Since slow juicers extract more juice, this means more wet pulp is left over after juicing. The pulp is very dry from centrifugal juicers. You’ll have to figure out what to do with the extra pulp if you don’t want to compost all of it.

Smaller Feed Chutes

Most slow juicers have narrow, round chutes of 1.5-2 inches wide. This requires pre-chopping produce into small pieces before inserting into the juicer. Some wider chute models are now available, reducing prep work.

Not for Juice Fasts

While you get higher juice yields from slow juicers, the slower operation makes them impractical for juicing large amounts of produce in one session. Plan on 15-30 minutes to juice enough produce for 1-2 days. Fast juicers work better for longer juice fasts.

Slow Juicer Buying Considerations

Keep the following factors in mind when choosing a slow juicer:

Type of Juicer

Single auger juicers are typically less expensive, under $250. Twin gear juicers start around $400 but are ideal for juicing grasses like wheatgrass. They produce slightly drier pulp.

Feed Chute Size

Larger feed chutes of 3 inches or more make prep easier. Small 1.5 inch chutes require more chopping.

Yield and Pulp Settings

Adjustable pulp screens allow customizing juice thickness. Thinner juices have higher yields.

Easy to Assemble/Disassemble

Look for models with few parts that are quick to take apart and clean.

Motor Power

Higher wattage motors have more torque for juicing tough produce like carrots without jamming or stalling.

Noise Level

Check decibel ratings if concerned about noise. Under 60dB is quietest.


Look for at least a 3-5 year warranty covering parts.


Expect to pay $200-400 for a good slow juicer. Twin gear models run over $400.

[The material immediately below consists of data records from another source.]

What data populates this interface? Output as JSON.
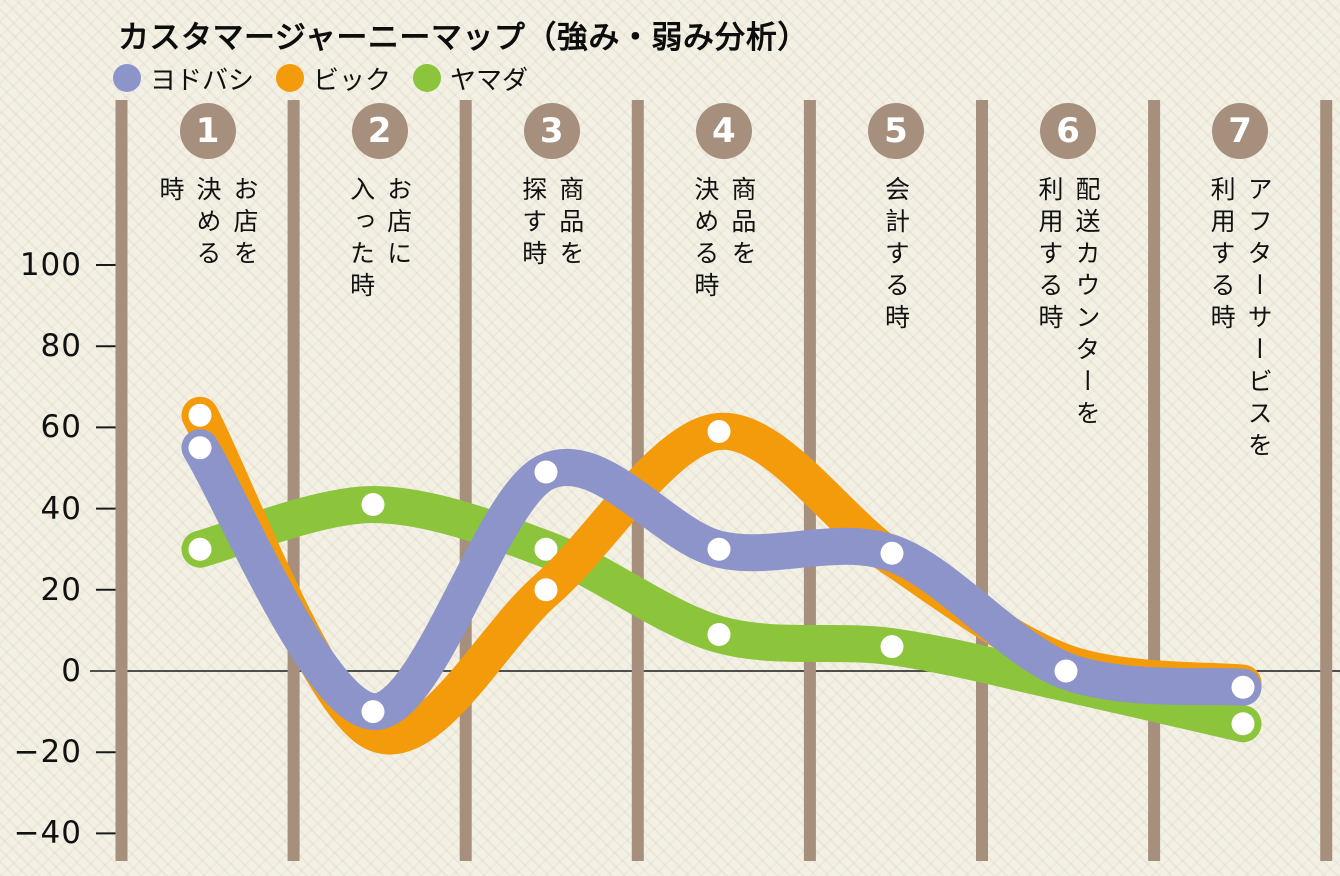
{
  "title": "カスタマージャーニーマップ（強み・弱み分析）",
  "legend": [
    {
      "id": "yodobashi",
      "label": "ヨドバシ",
      "color": "#8c94ca"
    },
    {
      "id": "bic",
      "label": "ビック",
      "color": "#f49b0b"
    },
    {
      "id": "yamada",
      "label": "ヤマダ",
      "color": "#8cc43c"
    }
  ],
  "stages": [
    {
      "number": "1",
      "name": "お店を決める時",
      "lines": [
        "お店を",
        "決める",
        "時"
      ]
    },
    {
      "number": "2",
      "name": "お店に入った時",
      "lines": [
        "お店に",
        "入った時"
      ]
    },
    {
      "number": "3",
      "name": "商品を探す時",
      "lines": [
        "商品を",
        "探す時"
      ]
    },
    {
      "number": "4",
      "name": "商品を決める時",
      "lines": [
        "商品を",
        "決める時"
      ]
    },
    {
      "number": "5",
      "name": "会計する時",
      "lines": [
        "会計する時"
      ]
    },
    {
      "number": "6",
      "name": "配送カウンターを利用する時",
      "lines": [
        "配送カウンターを",
        "利用する時"
      ]
    },
    {
      "number": "7",
      "name": "アフターサービスを利用する時",
      "lines": [
        "アフターサービスを",
        "利用する時"
      ]
    }
  ],
  "y_axis": {
    "ticks": [
      {
        "value": 100,
        "label": "100"
      },
      {
        "value": 80,
        "label": "80"
      },
      {
        "value": 60,
        "label": "60"
      },
      {
        "value": 40,
        "label": "40"
      },
      {
        "value": 20,
        "label": "20"
      },
      {
        "value": 0,
        "label": "0"
      },
      {
        "value": -20,
        "label": "−20"
      },
      {
        "value": -40,
        "label": "−40"
      }
    ]
  },
  "chart_data": {
    "type": "line",
    "title": "カスタマージャーニーマップ（強み・弱み分析）",
    "categories": [
      "お店を決める時",
      "お店に入った時",
      "商品を探す時",
      "商品を決める時",
      "会計する時",
      "配送カウンターを利用する時",
      "アフターサービスを利用する時"
    ],
    "x": [
      1,
      2,
      3,
      4,
      5,
      6,
      7
    ],
    "series": [
      {
        "id": "yodobashi",
        "name": "ヨドバシ",
        "color": "#8c94ca",
        "values": [
          55,
          -10,
          49,
          30,
          29,
          0,
          -4
        ],
        "dots_visible": [
          true,
          true,
          true,
          true,
          true,
          true,
          true
        ]
      },
      {
        "id": "bic",
        "name": "ビック",
        "color": "#f49b0b",
        "values": [
          63,
          -15,
          20,
          59,
          28,
          2,
          -3
        ],
        "dots_visible": [
          true,
          false,
          true,
          true,
          false,
          false,
          false
        ]
      },
      {
        "id": "yamada",
        "name": "ヤマダ",
        "color": "#8cc43c",
        "values": [
          30,
          41,
          30,
          9,
          6,
          -3,
          -13
        ],
        "dots_visible": [
          true,
          true,
          true,
          true,
          true,
          false,
          true
        ]
      }
    ],
    "ylim": [
      -40,
      100
    ],
    "grid": "vertical-bars",
    "legend_position": "top-left"
  },
  "colors": {
    "background": "#f3f0e4",
    "bar": "#a6907d",
    "badge": "#a6907d",
    "axis": "#1a1a1a",
    "dot": "#ffffff",
    "text": "#111111"
  }
}
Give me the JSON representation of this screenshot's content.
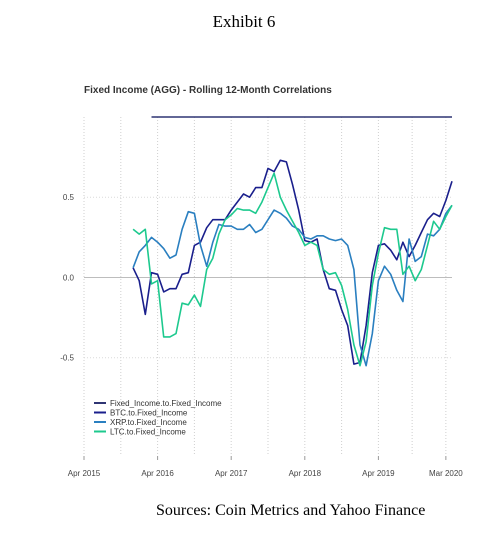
{
  "header": {
    "exhibit_label": "Exhibit 6"
  },
  "footer": {
    "source": "Sources: Coin Metrics and Yahoo Finance"
  },
  "chart_data": {
    "type": "line",
    "title": "Fixed Income (AGG) - Rolling 12-Month Correlations",
    "xlabel": "",
    "ylabel": "",
    "x_tick_labels": [
      "Apr 2015",
      "Apr 2016",
      "Apr 2017",
      "Apr 2018",
      "Apr 2019",
      "Mar 2020"
    ],
    "x_tick_dates": [
      "2015-04",
      "2016-04",
      "2017-04",
      "2018-04",
      "2019-04",
      "2020-03"
    ],
    "y_ticks": [
      -0.5,
      0.0,
      0.5
    ],
    "y_tick_labels": [
      "-0.5",
      "0.0",
      "0.5"
    ],
    "ylim": [
      -1.1,
      1.0
    ],
    "xlim": [
      "2015-04",
      "2020-04"
    ],
    "grid": true,
    "legend_position": "bottom-left",
    "series": [
      {
        "name": "Fixed_Income.to.Fixed_Income",
        "color": "#2f3573",
        "points": [
          [
            "2016-03",
            1.0
          ],
          [
            "2020-04",
            1.0
          ]
        ]
      },
      {
        "name": "BTC.to.Fixed_Income",
        "color": "#1a1f8c",
        "points": [
          [
            "2015-12",
            0.06
          ],
          [
            "2016-01",
            -0.02
          ],
          [
            "2016-02",
            -0.23
          ],
          [
            "2016-03",
            0.03
          ],
          [
            "2016-04",
            0.02
          ],
          [
            "2016-05",
            -0.09
          ],
          [
            "2016-06",
            -0.07
          ],
          [
            "2016-07",
            -0.07
          ],
          [
            "2016-08",
            0.02
          ],
          [
            "2016-09",
            0.03
          ],
          [
            "2016-10",
            0.2
          ],
          [
            "2016-11",
            0.22
          ],
          [
            "2016-12",
            0.31
          ],
          [
            "2017-01",
            0.36
          ],
          [
            "2017-02",
            0.36
          ],
          [
            "2017-03",
            0.36
          ],
          [
            "2017-04",
            0.42
          ],
          [
            "2017-05",
            0.47
          ],
          [
            "2017-06",
            0.52
          ],
          [
            "2017-07",
            0.5
          ],
          [
            "2017-08",
            0.56
          ],
          [
            "2017-09",
            0.56
          ],
          [
            "2017-10",
            0.68
          ],
          [
            "2017-11",
            0.66
          ],
          [
            "2017-12",
            0.73
          ],
          [
            "2018-01",
            0.72
          ],
          [
            "2018-02",
            0.58
          ],
          [
            "2018-03",
            0.42
          ],
          [
            "2018-04",
            0.23
          ],
          [
            "2018-05",
            0.22
          ],
          [
            "2018-06",
            0.24
          ],
          [
            "2018-07",
            0.05
          ],
          [
            "2018-08",
            -0.07
          ],
          [
            "2018-09",
            -0.08
          ],
          [
            "2018-10",
            -0.2
          ],
          [
            "2018-11",
            -0.3
          ],
          [
            "2018-12",
            -0.54
          ],
          [
            "2019-01",
            -0.53
          ],
          [
            "2019-02",
            -0.3
          ],
          [
            "2019-03",
            0.03
          ],
          [
            "2019-04",
            0.2
          ],
          [
            "2019-05",
            0.21
          ],
          [
            "2019-06",
            0.17
          ],
          [
            "2019-07",
            0.11
          ],
          [
            "2019-08",
            0.22
          ],
          [
            "2019-09",
            0.13
          ],
          [
            "2019-10",
            0.2
          ],
          [
            "2019-11",
            0.28
          ],
          [
            "2019-12",
            0.36
          ],
          [
            "2020-01",
            0.4
          ],
          [
            "2020-02",
            0.38
          ],
          [
            "2020-03",
            0.48
          ],
          [
            "2020-04",
            0.6
          ]
        ]
      },
      {
        "name": "XRP.to.Fixed_Income",
        "color": "#2a7fc0",
        "points": [
          [
            "2015-12",
            0.06
          ],
          [
            "2016-01",
            0.16
          ],
          [
            "2016-02",
            0.2
          ],
          [
            "2016-03",
            0.25
          ],
          [
            "2016-04",
            0.22
          ],
          [
            "2016-05",
            0.18
          ],
          [
            "2016-06",
            0.12
          ],
          [
            "2016-07",
            0.14
          ],
          [
            "2016-08",
            0.3
          ],
          [
            "2016-09",
            0.41
          ],
          [
            "2016-10",
            0.4
          ],
          [
            "2016-11",
            0.2
          ],
          [
            "2016-12",
            0.07
          ],
          [
            "2017-01",
            0.22
          ],
          [
            "2017-02",
            0.33
          ],
          [
            "2017-03",
            0.32
          ],
          [
            "2017-04",
            0.32
          ],
          [
            "2017-05",
            0.3
          ],
          [
            "2017-06",
            0.3
          ],
          [
            "2017-07",
            0.33
          ],
          [
            "2017-08",
            0.28
          ],
          [
            "2017-09",
            0.3
          ],
          [
            "2017-10",
            0.36
          ],
          [
            "2017-11",
            0.42
          ],
          [
            "2017-12",
            0.4
          ],
          [
            "2018-01",
            0.37
          ],
          [
            "2018-02",
            0.32
          ],
          [
            "2018-03",
            0.3
          ],
          [
            "2018-04",
            0.25
          ],
          [
            "2018-05",
            0.24
          ],
          [
            "2018-06",
            0.26
          ],
          [
            "2018-07",
            0.26
          ],
          [
            "2018-08",
            0.24
          ],
          [
            "2018-09",
            0.23
          ],
          [
            "2018-10",
            0.24
          ],
          [
            "2018-11",
            0.2
          ],
          [
            "2018-12",
            0.05
          ],
          [
            "2019-01",
            -0.42
          ],
          [
            "2019-02",
            -0.55
          ],
          [
            "2019-03",
            -0.35
          ],
          [
            "2019-04",
            -0.02
          ],
          [
            "2019-05",
            0.07
          ],
          [
            "2019-06",
            0.02
          ],
          [
            "2019-07",
            -0.08
          ],
          [
            "2019-08",
            -0.15
          ],
          [
            "2019-09",
            0.24
          ],
          [
            "2019-10",
            0.1
          ],
          [
            "2019-11",
            0.13
          ],
          [
            "2019-12",
            0.27
          ],
          [
            "2020-01",
            0.26
          ],
          [
            "2020-02",
            0.3
          ],
          [
            "2020-03",
            0.4
          ],
          [
            "2020-04",
            0.45
          ]
        ]
      },
      {
        "name": "LTC.to.Fixed_Income",
        "color": "#1dc98e",
        "points": [
          [
            "2015-12",
            0.3
          ],
          [
            "2016-01",
            0.27
          ],
          [
            "2016-02",
            0.3
          ],
          [
            "2016-03",
            -0.04
          ],
          [
            "2016-04",
            -0.02
          ],
          [
            "2016-05",
            -0.37
          ],
          [
            "2016-06",
            -0.37
          ],
          [
            "2016-07",
            -0.35
          ],
          [
            "2016-08",
            -0.16
          ],
          [
            "2016-09",
            -0.17
          ],
          [
            "2016-10",
            -0.11
          ],
          [
            "2016-11",
            -0.18
          ],
          [
            "2016-12",
            0.05
          ],
          [
            "2017-01",
            0.12
          ],
          [
            "2017-02",
            0.27
          ],
          [
            "2017-03",
            0.36
          ],
          [
            "2017-04",
            0.39
          ],
          [
            "2017-05",
            0.43
          ],
          [
            "2017-06",
            0.42
          ],
          [
            "2017-07",
            0.42
          ],
          [
            "2017-08",
            0.4
          ],
          [
            "2017-09",
            0.47
          ],
          [
            "2017-10",
            0.56
          ],
          [
            "2017-11",
            0.65
          ],
          [
            "2017-12",
            0.5
          ],
          [
            "2018-01",
            0.42
          ],
          [
            "2018-02",
            0.35
          ],
          [
            "2018-03",
            0.28
          ],
          [
            "2018-04",
            0.2
          ],
          [
            "2018-05",
            0.22
          ],
          [
            "2018-06",
            0.2
          ],
          [
            "2018-07",
            0.05
          ],
          [
            "2018-08",
            0.02
          ],
          [
            "2018-09",
            0.03
          ],
          [
            "2018-10",
            -0.05
          ],
          [
            "2018-11",
            -0.2
          ],
          [
            "2018-12",
            -0.42
          ],
          [
            "2019-01",
            -0.55
          ],
          [
            "2019-02",
            -0.4
          ],
          [
            "2019-03",
            -0.05
          ],
          [
            "2019-04",
            0.15
          ],
          [
            "2019-05",
            0.31
          ],
          [
            "2019-06",
            0.3
          ],
          [
            "2019-07",
            0.3
          ],
          [
            "2019-08",
            0.02
          ],
          [
            "2019-09",
            0.07
          ],
          [
            "2019-10",
            -0.02
          ],
          [
            "2019-11",
            0.05
          ],
          [
            "2019-12",
            0.2
          ],
          [
            "2020-01",
            0.35
          ],
          [
            "2020-02",
            0.3
          ],
          [
            "2020-03",
            0.38
          ],
          [
            "2020-04",
            0.45
          ]
        ]
      }
    ]
  }
}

Top 6 Slow Juicers Comparison

Here’s a comparison of top rated slow juicers to consider:

Juicer Type Feed Chute Warranty Price
Tribest Slowstar Vertical single auger 2 inches 10 years $400
Omega NC800 Horizontal single auger 1.5 inches 15 years $330
Tribest Greenstar Elite Twin gear 1.3 inches 12 years $530
Kuvings CS600 Vertical single auger 3 inches 10 years $240
Aicook Slow Masticating Vertical single auger 3 inches 3 years $170
Hurom H-AA Slow Juicer Vertical single auger 1.8 inches 10 years $430

Slow Juicer Recommendations

Based on juicer reviews and performance tests, here are my top recommendations in two price tiers:

Under $300: Omega NC800

For under $300, the Omega NC800 is the best choice. It has a powerful motor, very high juice yields, and an impressive 15 year warranty. The feed chute is on the smaller side, but it does a great job extracting nutrients and juice.

Over $300: Tribest Slowstar

In the higher price range, I recommend the Tribest Slowstar. It has a large 2 inch feed chute to reduce prep work. The vertical design takes up less counter space. It juices efficiently and is one of the easiest to clean. The 10 year warranty provides peace of mind for years of juicing.

The Bottom Line

Slow juicers require more prep time and have a higher upfront cost than centrifugal options. But their ability to efficiently extract large amounts of high quality, nutritious juice makes them a worthwhile investment for your health. Consider your budget, counter space, and how much prep work you’re willing to take on. For most people who juice daily, a versatile slow juicer can be a game changing addition to your kitchen that encourages you to eat more fruits and veggies.